The Slatest

EU Tells UK to Get on With Brexit Already as London Warns of Long Process

From left to right, Luxembourg’s Foreign Minister Jean Asselborn, Italy’s Foreign Minister Paolo Gentiloni, Germany’s Foreign Minister Frank-Walter Steinmeier, Belgium’s Foreign Minister Didier Reynders, France’s Foreign Minister Jean-Marc Ayrault, and Netherlands’ Foreign Minister Bert Koenders address a press conference after post-Brexit talks at the Villa Borsig in Berlin on June 25, 2016.

JOHN MACDOUGALL/AFP/Getty Images

European Union governments had a clear message for Britain as everyone woke up with Brexit hangover: Just leave already. European leaders tried to move quickly on Saturday to stop the bleeding and try to contain the pain of the cataclysmic UK vote to leave the EU. In London, however, leaders made it clear the formal exit process won’t begin for several months, suggesting a long period of uncertainty about what will actually happen and how this divorce will come to pass.

“There is a certain urgency … so that we don’t have a period of uncertainty, with financial consequences, political consequences,” French Foreign Minister Jean-Marc Ayrault said at a meeting of the six founding nations of the European Union. German Chancellor Angela Merkel tried to strike a more diplomatic tone, making clear she wasn’t particularly fond of the idea of pushing for a quick exit. “It shouldn’t take forever, that’s right, but I would not fight for a short timeframe,” she said.
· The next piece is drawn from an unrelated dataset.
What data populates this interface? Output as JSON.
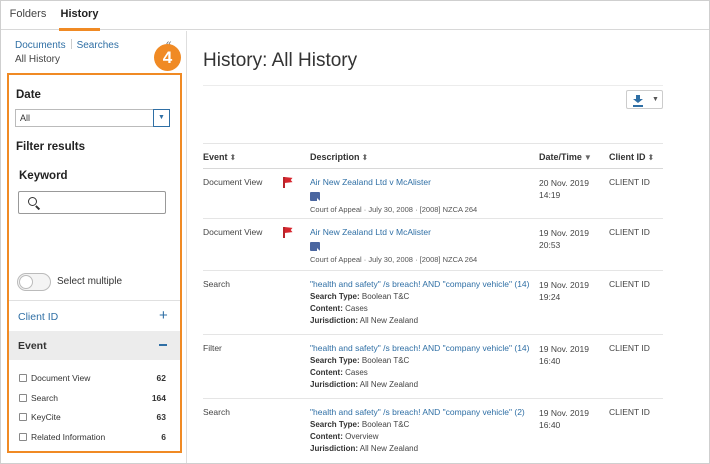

Seems Merkel may just be accepting reality. As the Guardian points out, there seems to be little the European Union can do to push Britain to leave the bloc. “There is no mechanism to compel a state to withdraw from the European Union,” said Kenneth Armstrong, a European law professor.

Scotland, in contrast, is in no mood to wait and is seeking immediate talks with the European Union to make sure it can remain in the bloc. The Scottish government will “explore possible options to protect Scotland’s place in the EU,” Scottish leader Nicola Sturgeon said. A new referendum on independence is “very much on the table,” she added.